In Game 6, neither starting pitcher (Joaquin Andujar and Orel Hershiser) had been especially effective, each giving up four runs.  The difference was that Andujar gave up his early, while Hershiser faltered in the seventh, giving up three and letting St. Louis knot the score at four.  Todd Worrell came in and worked around a leadoff triple in his first inning, but allowed a home run to Mike Marshall to lead off the bottom of the eighth.  Though that was the only run that came across, it seemed like it’d be enough to force a Game 7.

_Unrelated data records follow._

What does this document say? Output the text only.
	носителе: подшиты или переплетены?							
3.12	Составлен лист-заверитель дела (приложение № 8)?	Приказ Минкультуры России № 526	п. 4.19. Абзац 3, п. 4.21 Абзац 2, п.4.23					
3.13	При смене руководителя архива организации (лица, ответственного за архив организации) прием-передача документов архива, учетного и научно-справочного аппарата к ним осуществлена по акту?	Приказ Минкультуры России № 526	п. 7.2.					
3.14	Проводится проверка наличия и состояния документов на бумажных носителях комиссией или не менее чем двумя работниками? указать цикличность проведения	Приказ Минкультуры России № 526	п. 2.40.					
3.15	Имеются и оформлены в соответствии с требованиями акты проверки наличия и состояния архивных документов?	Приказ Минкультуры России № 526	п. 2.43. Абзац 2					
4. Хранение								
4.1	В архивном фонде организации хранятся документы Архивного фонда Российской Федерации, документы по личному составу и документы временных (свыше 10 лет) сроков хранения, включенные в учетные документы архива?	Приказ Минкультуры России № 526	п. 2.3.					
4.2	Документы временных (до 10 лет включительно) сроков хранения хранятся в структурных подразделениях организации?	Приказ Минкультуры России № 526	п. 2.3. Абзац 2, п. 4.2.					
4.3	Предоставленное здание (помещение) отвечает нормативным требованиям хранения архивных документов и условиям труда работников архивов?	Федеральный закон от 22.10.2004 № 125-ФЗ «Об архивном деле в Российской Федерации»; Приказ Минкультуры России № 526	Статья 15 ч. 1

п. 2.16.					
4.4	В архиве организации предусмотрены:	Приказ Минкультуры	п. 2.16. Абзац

Tom Niedenfuer was actually responsible for the last of Hershiser’s runs scoring, as Ozzie got to him again when he came into the game in the seventh for an RBI triple.  He didn’t allow anything else and got through the eighth unscathed as well, but the ninth would be different.  After a strikeout of Cesar Cedeno, Willie McGee singled and stole second.  Wanting nothing to do with the Wizard, Niedenfuer walked Smith and both runners advanced on a groundout by Tom Herr.

Remember we said earlier that, with the game on the line, two outs, and runners on second and third the big bat would typically be intentionally passed?  Tommy Lasorda would have none of that.  Niedenfuer was no stranger to multiple inning stints, but he hadn’t gone more than two since the beginning of September.  Jack Clark, the only real home run threat, came to the plate.  Niedenfuer pitched to him.

While the Dodgers still had to bat, that blow basically sent St. Louis right into a collision course with the Royals in the World Series and a moment that, well, isn’t in our bracket.